Meselenin basitçe “gündem değiştirme” ile açıklanamayacak olmasının nedeni de budur. İktidar eşcinsellik üzerinden yürüyen Diyanet tartışmasını ekonomik krizin üzerini örtmek için son derece kullanışlı bir araç olarak görmüş olabilir ama dinselleşme iktidarın asli gündemidir ve ortada rejim tarafından doğrudan kendi varoluşuna yönelik bir saldırı olarak görülen bir durum vardır, verilen sert tepkinin nedeni de budur.     

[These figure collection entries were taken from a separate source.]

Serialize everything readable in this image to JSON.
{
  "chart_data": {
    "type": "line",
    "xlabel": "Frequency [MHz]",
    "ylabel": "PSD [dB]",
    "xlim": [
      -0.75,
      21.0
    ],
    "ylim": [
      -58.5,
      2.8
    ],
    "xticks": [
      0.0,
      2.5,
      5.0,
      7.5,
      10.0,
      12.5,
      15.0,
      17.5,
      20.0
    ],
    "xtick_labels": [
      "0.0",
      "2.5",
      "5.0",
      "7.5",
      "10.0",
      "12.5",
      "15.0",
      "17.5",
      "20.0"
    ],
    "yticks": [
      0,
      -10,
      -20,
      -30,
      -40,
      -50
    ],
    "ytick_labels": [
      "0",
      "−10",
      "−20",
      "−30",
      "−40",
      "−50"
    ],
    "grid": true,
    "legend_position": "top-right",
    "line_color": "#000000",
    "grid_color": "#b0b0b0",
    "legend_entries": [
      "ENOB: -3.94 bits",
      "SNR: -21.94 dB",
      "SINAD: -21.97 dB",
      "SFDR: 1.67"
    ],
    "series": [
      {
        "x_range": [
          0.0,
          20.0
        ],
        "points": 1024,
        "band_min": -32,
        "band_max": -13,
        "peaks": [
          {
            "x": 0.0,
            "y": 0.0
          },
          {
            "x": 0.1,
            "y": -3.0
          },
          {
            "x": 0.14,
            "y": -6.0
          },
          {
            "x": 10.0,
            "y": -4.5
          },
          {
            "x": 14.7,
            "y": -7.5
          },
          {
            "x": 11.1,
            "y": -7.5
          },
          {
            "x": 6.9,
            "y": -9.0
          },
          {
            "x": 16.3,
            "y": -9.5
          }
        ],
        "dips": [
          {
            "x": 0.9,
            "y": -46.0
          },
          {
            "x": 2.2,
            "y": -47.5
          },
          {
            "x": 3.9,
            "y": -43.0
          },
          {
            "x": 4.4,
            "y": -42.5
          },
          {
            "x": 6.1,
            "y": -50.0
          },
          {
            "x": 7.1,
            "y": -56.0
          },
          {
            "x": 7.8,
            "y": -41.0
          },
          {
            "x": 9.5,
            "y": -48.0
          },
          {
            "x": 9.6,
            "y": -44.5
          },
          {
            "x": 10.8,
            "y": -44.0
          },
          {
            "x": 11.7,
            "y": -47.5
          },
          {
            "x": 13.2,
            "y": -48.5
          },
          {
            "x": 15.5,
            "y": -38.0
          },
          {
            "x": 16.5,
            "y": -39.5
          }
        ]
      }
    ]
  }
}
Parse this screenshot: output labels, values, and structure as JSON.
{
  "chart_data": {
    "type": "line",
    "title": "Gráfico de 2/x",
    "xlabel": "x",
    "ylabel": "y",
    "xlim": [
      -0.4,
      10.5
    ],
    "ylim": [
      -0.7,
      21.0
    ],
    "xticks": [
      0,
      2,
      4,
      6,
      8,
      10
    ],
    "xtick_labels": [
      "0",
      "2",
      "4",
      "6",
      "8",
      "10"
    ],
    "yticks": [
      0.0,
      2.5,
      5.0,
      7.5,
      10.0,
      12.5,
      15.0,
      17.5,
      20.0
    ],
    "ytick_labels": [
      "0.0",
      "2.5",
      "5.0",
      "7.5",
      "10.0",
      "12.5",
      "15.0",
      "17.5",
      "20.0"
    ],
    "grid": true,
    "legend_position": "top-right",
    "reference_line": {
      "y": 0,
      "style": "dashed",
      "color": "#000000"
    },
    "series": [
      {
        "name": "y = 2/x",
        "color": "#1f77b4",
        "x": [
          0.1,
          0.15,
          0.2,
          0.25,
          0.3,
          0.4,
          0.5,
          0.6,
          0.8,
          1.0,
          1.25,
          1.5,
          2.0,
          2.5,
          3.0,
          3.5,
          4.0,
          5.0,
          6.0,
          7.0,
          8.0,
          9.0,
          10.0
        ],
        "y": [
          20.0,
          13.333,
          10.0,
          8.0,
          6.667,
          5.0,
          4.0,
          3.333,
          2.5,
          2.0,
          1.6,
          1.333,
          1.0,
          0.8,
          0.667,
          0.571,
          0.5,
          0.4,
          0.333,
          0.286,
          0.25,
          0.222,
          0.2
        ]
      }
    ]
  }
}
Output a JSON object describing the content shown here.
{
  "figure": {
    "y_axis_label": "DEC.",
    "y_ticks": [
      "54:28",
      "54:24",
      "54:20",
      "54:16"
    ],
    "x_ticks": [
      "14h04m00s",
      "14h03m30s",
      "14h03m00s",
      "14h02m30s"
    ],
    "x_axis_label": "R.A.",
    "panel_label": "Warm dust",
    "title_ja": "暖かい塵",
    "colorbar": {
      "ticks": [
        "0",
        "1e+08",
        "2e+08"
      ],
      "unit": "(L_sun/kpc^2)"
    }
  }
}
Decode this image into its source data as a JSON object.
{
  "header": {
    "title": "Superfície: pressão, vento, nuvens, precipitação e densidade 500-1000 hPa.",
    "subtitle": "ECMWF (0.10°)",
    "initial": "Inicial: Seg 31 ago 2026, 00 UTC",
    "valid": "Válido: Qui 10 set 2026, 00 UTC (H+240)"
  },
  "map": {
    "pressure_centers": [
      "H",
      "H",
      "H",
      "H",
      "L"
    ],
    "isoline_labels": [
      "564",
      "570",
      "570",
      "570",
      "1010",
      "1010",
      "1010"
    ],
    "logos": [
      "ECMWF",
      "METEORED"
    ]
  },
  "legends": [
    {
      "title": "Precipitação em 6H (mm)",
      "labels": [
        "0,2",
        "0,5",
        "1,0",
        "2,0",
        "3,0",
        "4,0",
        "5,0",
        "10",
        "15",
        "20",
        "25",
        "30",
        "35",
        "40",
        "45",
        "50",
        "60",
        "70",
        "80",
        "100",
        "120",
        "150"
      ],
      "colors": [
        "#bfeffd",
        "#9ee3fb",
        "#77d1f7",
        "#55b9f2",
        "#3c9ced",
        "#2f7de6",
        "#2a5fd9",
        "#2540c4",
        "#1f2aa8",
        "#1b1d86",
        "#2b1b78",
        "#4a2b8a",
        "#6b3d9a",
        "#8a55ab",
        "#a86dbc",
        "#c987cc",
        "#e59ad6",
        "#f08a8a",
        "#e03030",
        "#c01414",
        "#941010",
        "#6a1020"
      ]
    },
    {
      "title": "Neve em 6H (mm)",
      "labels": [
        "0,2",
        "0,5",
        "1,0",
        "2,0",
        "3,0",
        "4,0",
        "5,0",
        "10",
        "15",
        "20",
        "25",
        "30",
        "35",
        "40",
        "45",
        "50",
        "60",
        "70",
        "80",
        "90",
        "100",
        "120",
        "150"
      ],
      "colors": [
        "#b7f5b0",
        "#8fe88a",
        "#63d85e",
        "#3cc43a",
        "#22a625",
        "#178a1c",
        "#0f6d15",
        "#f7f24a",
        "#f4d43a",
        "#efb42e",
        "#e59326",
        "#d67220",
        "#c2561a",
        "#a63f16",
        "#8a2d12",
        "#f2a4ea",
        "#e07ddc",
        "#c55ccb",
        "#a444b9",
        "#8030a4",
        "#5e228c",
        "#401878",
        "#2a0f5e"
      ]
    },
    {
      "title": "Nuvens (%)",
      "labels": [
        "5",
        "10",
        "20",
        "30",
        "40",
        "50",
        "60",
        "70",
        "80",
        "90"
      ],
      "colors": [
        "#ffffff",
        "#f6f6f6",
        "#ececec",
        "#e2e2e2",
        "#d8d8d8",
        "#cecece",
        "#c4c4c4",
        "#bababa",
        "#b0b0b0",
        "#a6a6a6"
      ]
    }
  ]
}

Tam da bu nedenle, genel olarak Türkiye’ye özel olarak da Diyanet’e dair herhangi bir tartışmanın, gözünü sözünü ettiğimiz gerçeğe kapaması mümkün değildir. Türkiye’de rejim değişikliği bir olgu olarak kabul edilmediği sürece devleti, iktidarı ve aygıtlarını anlamak söz konusu olmayacağı gibi, “ne yapmalı” sorusuna da doğru bir yanıt verilemez. Çünkü “doğru tedavi” için başlangıç her zaman “doğru teşhis”tir.